Support for refresh_tokens?
Opened this issue · 5 comments
We recently learned that all access_tokens are now expiring after 1 year. Are there plans to support refresh_tokens in this library?
I'm not entirely familiar with what you're referring to. Could you share a link?
@rbren this is the first I'm hearing of this change, so I appreciate you forwarding that over. Reading that document makes me realize that it seems disorganized on the PagerDuty side, where in that document they talk about adding refresh_token
support but it's not mentioned anywhere in their API docs. 🤦♂️
Anywho, to your question...
As of today this package is not involved with the OAuth token negotiation process, and instead expects consumers to do that and pass the token to the client. So I think the initial answer to your question is that there are no plans for that right now, and consumers would need to do that going forward.
I think it would be a pretty substantial change to the client to support that, and so I think we'd need to be thoughtful/intentional about it if we do plan to support it.

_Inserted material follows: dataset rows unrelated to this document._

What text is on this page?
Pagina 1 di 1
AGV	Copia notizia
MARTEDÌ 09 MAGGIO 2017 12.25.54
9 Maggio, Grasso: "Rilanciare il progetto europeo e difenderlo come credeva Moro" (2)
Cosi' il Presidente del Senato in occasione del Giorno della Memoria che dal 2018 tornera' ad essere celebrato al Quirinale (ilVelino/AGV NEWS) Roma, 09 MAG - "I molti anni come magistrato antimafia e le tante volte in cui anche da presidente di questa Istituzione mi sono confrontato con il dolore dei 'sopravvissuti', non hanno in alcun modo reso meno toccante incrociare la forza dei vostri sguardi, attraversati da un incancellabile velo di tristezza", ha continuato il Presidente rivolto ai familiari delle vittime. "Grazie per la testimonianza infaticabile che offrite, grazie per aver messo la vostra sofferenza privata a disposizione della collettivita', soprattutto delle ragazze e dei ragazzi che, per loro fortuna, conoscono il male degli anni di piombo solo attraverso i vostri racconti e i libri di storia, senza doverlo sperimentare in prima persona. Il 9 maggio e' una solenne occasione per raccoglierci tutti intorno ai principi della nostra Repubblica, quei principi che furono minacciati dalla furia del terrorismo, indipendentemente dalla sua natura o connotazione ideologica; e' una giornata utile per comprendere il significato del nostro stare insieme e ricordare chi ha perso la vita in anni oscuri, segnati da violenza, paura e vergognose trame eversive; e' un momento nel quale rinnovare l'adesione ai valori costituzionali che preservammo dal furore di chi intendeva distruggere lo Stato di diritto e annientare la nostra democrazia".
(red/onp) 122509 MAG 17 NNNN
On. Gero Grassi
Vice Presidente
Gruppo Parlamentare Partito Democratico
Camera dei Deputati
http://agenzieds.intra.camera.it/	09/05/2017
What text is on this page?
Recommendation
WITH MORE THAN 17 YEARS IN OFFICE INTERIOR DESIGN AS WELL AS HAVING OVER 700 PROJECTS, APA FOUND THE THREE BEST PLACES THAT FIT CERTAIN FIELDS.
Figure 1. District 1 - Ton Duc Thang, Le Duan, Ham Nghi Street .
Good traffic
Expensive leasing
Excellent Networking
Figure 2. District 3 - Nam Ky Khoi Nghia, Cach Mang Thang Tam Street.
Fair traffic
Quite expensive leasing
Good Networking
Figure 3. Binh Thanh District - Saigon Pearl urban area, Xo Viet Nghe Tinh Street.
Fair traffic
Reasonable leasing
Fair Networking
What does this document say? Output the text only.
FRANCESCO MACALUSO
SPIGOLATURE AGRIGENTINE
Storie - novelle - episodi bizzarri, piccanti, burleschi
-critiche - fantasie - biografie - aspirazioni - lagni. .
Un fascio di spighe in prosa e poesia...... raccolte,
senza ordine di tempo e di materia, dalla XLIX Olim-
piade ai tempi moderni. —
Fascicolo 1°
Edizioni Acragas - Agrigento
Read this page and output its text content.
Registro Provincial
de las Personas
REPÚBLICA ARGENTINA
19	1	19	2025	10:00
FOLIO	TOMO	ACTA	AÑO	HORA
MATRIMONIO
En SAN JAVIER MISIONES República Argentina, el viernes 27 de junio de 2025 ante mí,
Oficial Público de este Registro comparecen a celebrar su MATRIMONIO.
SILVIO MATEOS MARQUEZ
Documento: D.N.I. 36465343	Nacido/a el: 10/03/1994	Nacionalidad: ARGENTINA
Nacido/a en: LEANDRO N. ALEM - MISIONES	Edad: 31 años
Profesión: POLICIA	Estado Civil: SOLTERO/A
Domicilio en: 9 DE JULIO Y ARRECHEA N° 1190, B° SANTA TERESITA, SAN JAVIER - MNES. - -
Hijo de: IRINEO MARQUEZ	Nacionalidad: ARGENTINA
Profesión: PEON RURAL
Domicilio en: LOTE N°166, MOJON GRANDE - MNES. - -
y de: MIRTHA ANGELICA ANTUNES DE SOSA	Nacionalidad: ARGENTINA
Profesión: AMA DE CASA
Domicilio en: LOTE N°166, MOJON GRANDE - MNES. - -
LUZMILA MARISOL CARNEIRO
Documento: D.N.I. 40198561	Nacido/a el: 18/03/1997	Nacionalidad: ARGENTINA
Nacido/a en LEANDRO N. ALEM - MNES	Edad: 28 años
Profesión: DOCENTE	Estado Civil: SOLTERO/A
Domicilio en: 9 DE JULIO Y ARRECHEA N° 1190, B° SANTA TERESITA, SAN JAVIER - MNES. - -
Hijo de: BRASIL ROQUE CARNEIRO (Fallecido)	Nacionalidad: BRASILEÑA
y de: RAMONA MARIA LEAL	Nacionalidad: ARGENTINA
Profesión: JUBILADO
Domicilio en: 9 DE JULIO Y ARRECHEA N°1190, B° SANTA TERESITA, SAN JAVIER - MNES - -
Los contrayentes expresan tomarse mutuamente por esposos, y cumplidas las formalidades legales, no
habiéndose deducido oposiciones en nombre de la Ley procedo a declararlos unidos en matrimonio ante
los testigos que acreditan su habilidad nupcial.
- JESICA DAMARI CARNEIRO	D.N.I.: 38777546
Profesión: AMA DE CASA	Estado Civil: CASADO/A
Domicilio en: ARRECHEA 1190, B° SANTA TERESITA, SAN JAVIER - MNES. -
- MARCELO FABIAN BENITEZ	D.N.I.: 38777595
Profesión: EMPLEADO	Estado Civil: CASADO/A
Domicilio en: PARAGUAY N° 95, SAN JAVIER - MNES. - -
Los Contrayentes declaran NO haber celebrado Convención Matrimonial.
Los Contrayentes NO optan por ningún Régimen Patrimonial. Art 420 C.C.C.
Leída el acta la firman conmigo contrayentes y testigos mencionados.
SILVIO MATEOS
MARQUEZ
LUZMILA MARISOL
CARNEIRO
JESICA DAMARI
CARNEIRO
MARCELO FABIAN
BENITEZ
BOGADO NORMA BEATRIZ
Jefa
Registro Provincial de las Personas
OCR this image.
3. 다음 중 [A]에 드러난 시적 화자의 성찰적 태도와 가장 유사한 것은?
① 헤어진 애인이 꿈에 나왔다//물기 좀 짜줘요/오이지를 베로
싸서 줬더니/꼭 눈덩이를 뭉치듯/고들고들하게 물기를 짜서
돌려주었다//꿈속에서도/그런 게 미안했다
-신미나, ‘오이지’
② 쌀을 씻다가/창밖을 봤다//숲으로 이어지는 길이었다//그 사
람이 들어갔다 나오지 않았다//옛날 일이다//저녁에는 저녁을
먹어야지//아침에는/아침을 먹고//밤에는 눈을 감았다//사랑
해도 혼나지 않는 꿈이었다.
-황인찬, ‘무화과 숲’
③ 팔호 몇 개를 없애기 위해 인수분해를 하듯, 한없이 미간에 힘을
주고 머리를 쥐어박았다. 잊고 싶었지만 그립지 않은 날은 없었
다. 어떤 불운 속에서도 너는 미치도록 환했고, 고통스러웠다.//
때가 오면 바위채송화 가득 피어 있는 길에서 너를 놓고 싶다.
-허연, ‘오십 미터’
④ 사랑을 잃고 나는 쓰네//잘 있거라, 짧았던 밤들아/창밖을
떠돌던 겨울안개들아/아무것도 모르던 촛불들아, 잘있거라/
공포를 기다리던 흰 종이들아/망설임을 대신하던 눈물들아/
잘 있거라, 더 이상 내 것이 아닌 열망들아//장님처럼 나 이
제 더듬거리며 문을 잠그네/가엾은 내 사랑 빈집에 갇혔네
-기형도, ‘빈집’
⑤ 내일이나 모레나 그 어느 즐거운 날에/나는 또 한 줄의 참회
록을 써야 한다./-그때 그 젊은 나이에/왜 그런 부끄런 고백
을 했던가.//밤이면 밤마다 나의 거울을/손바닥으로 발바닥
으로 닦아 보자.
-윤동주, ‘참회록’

Edit: What I mean by this last paragraph, is it then opens questions about how to manage the lifecycle of things like the refresh_token
. So if we do negotiate a new bearer token in the background, and are provided a new refresh_token
as well, how do we make sure to hand that new refresh_token
back to the consumer of this package so that it's persisted for the next time the application starts?
All good questions! Thanks @theckman.
Even just having a function like refresh_token, err := refreshAccessToken(access_token, refresh_token)
would be nice. There are also probably interesting ways to do an automatic refresh on 401, e.g. pass in a refreshTokenUpdate
channel to the client. I wonder if there are other go client libs out there handling oauth
Clients doing their own token negotiation is often the "correct" way given that coordinating token lifecycle is normally outside the scope of the client itself.
Maybe providing documented examples leveraging oauth2
is a good starting point, either swapping pagerduty.Client
's HTTPClient
with config.Client
's and/or using config.TokenSource
? I can contribute some if they'd be useful.
We could also potentially provide some conveniences, e.g.:
- An
oauth2.Config
helper function. - An
oauth2.Endpoint
value for folks doing their own config. - A new variation of
pagerduty.NewOAuthClient
(NewManagedOAuthClient
?NewAutoOAuthClient
?) that automatically sets up and leverages anoauth2.Config
, exposes it onpagerduty.Client
.
Again some things I'd be happy to contribute if it's a direction we think is worth pursuing.
One minor detail is that we'll also be rolling out more OIDC functionality so a useful alternative to oauth2
might be go-oidc
, but they mostly play nice together.